The linear kernel works really well when there are a lot of features, and text classification problems have a lot of features. Linear kernel functions are faster than most of the others and you have fewer parameters to optimize.
Here's the function that defines the linear kernel: \[ f(X) = w^T*X + b \]
Polynomial
The polynomial kernel isn't used in practice very often because it isn't as computationally efficient as other kernels and its predictions aren't as accurate.
Here's the function for a polynomial kernel: \[ f(X_1, X_2) = (a + X_1^T * X_2)^b \]
This is one of the more simple polynomial kernel equations you can use. \(f(X_1, X_2)\) represents the polynomial decision boundary that will separate your data. \(X_1\) and \(X_2\) represent your data.

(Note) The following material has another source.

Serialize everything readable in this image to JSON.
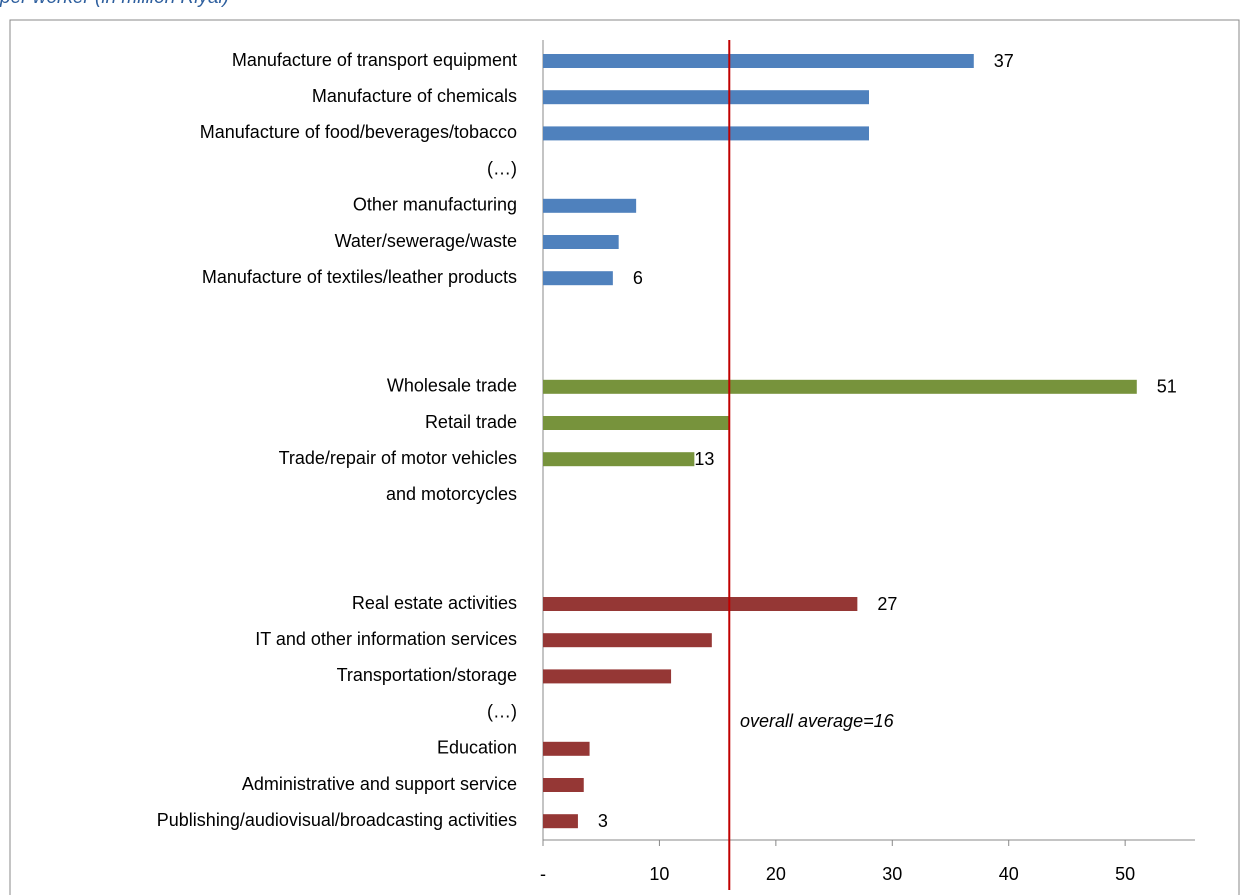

Gaussian Radial Basis Function (RBF)
One of the most powerful and commonly used kernels in SVMs. Usually the choice for non-linear data.
Here's the equation for an RBF kernel: \[ f(X_1, X_2) = exp(-\gamma * ||X_1 - X_2||^2) \]
In this equation, \(\gamma\) specifies how much a single training point has on the other data points around it. \(||X_1 - X_2||\) is the dot product between your features.
Sigmoid
More useful in neural networks than in support vector machines, but there are occasional specific use cases.
Here's the function for a sigmoid kernel: \[ f(X, y) = \tanh(\alpha * X^T * y + C) \]
In this function, \(\alpha\) is a weight vector and \(C\) is an offset value to account for some mis-classification of data that can happen.
Others
There are plenty of other kernels you can use for your project. This might be a decision to make when you need to meet certain error constraints, you want to try and speed up the training time, or you want to super tune parameters.
Some other kernels include: ANOVA radial basis, hyperbolic tangent, and Laplace RBF.